I don’t sit in my office to work: I go to the Beverly Hills Starbucks and hand my card to people I talk to in line. I say, “I’m Josh Altman. It was great talking to you, man, and if you or your friends ever have questions about real estate, hit me up.” I offer to answer questions about real estate, not sell a house, because when I open, I give to get.
Giving to get makes money.
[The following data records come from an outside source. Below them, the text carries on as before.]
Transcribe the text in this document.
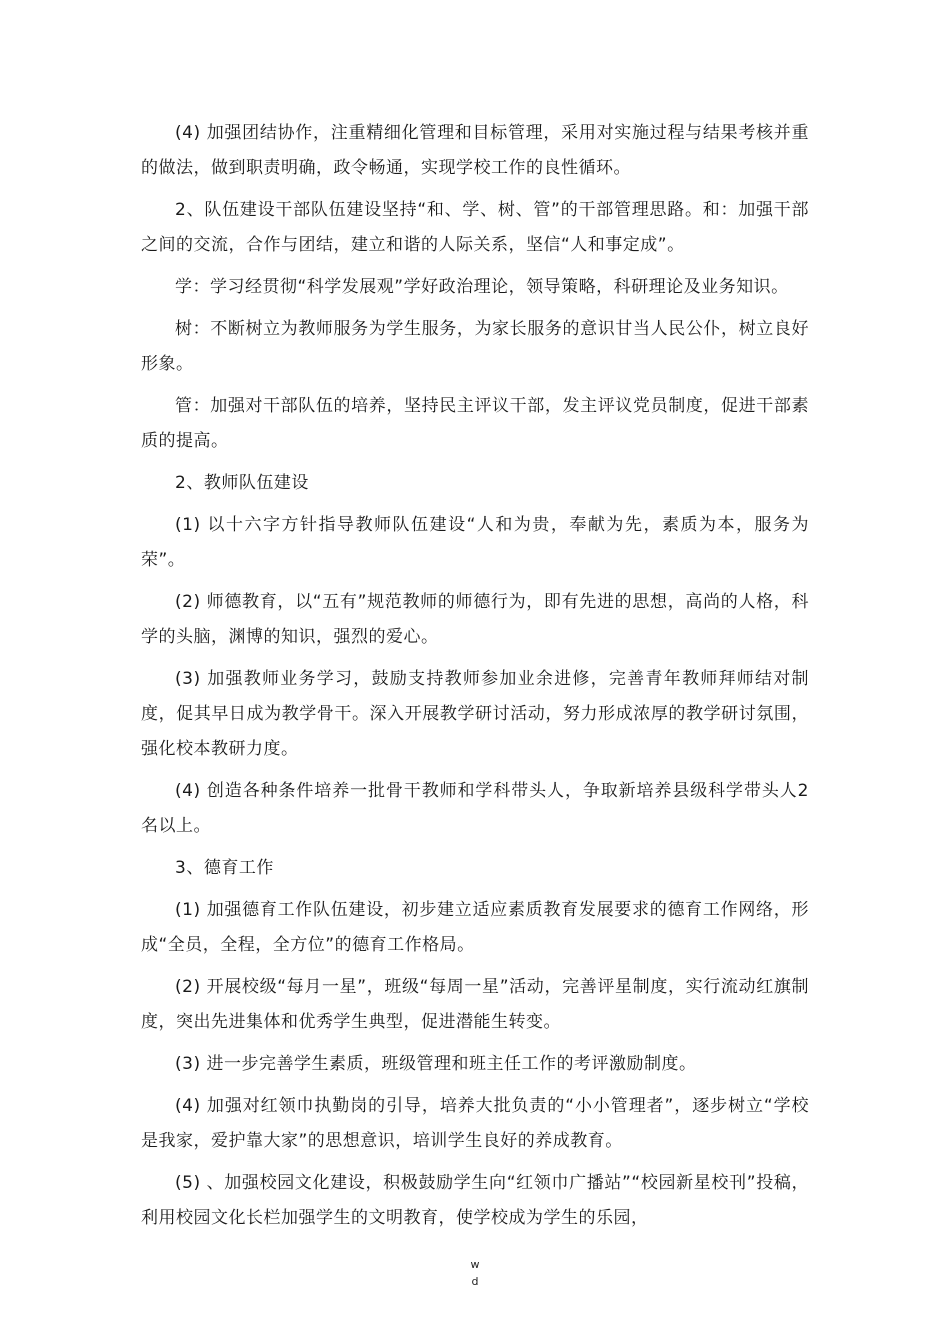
(4) 加强团结协作，注重精细化管理和目标管理，采用对实施过程与结果考核并重的做法，做到职责明确，政令畅通，实现学校工作的良性循环。

2、队伍建设干部队伍建设坚持“和、学、树、管”的干部管理思路。和：加强干部之间的交流，合作与团结，建立和谐的人际关系，坚信“人和事定成”。

学：学习经贯彻“科学发展观”学好政治理论，领导策略，科研理论及业务知识。

树：不断树立为教师服务为学生服务，为家长服务的意识甘当人民公仆，树立良好形象。

管：加强对干部队伍的培养，坚持民主评议干部，发主评议党员制度，促进干部素质的提高。

2、教师队伍建设

(1) 以十六字方针指导教师队伍建设“人和为贵，奉献为先，素质为本，服务为荣”。

(2) 师德教育，以“五有”规范教师的师德行为，即有先进的思想，高尚的人格，科学的头脑，渊博的知识，强烈的爱心。

(3) 加强教师业务学习，鼓励支持教师参加业余进修，完善青年教师拜师结对制度，促其早日成为教学骨干。深入开展教学研讨活动，努力形成浓厚的教学研讨氛围，强化校本教研力度。

(4) 创造各种条件培养一批骨干教师和学科带头人，争取新培养县级科学带头人2名以上。

3、德育工作

(1) 加强德育工作队伍建设，初步建立适应素质教育发展要求的德育工作网络，形成“全员，全程，全方位”的德育工作格局。

(2) 开展校级“每月一星”，班级“每周一星”活动，完善评星制度，实行流动红旗制度，突出先进集体和优秀学生典型，促进潜能生转变。

(3) 进一步完善学生素质，班级管理和班主任工作的考评激励制度。

(4) 加强对红领巾执勤岗的引导，培养大批负责的“小小管理者”，逐步树立“学校是我家，爱护靠大家”的思想意识，培训学生良好的养成教育。

(5) 、加强校园文化建设，积极鼓励学生向“红领巾广播站”“校园新星校刊”投稿，利用校园文化长栏加强学生的文明教育，使学校成为学生的乐园，

w
d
The ancient Babylonians knew that when they wrote the Code of Hammurabi, and believe it or not, some 4,000 years later, there’s a science to back this up.
Robert Cialdini, a professor emeritus of marketing and psychology at Arizona State University, explains the reasoning behind why people say “yes” his classic book Influence: The Psychology of Persuasion. If you haven’t read it, do. It makes sense, and the theory makes money. Remember, we’re here to make money, so listen up!
Cialdini isolated six points that work – whether consciously or unconsciously – to shape decisions. The first one is reciprocity. To prove this, Cialdini created a simple experiment in a restaurant to determine if the gift of a mint would increase tips.
Servers who left a mint with the check saw an uptick of 3% in what customers left them. When the servers said, “Here are two mints for you,” the tip didn’t double, it quadrupled. The next round of the experiment had the servers put down two mints, walk away from the table, stop, return and say, “For you nice people, here are three mints.” Tips were off the charts, coming in at an average of 23% higher.
That’s why you should always offer help, advice, kindness, and respect; it’s an open, maybe a bit slower than a buyer on the line, but it’s an open nevertheless. It’s “giving to get,” and “giving to get” makes money. Open. Work. Close. Make money. Got it? Get it? Good.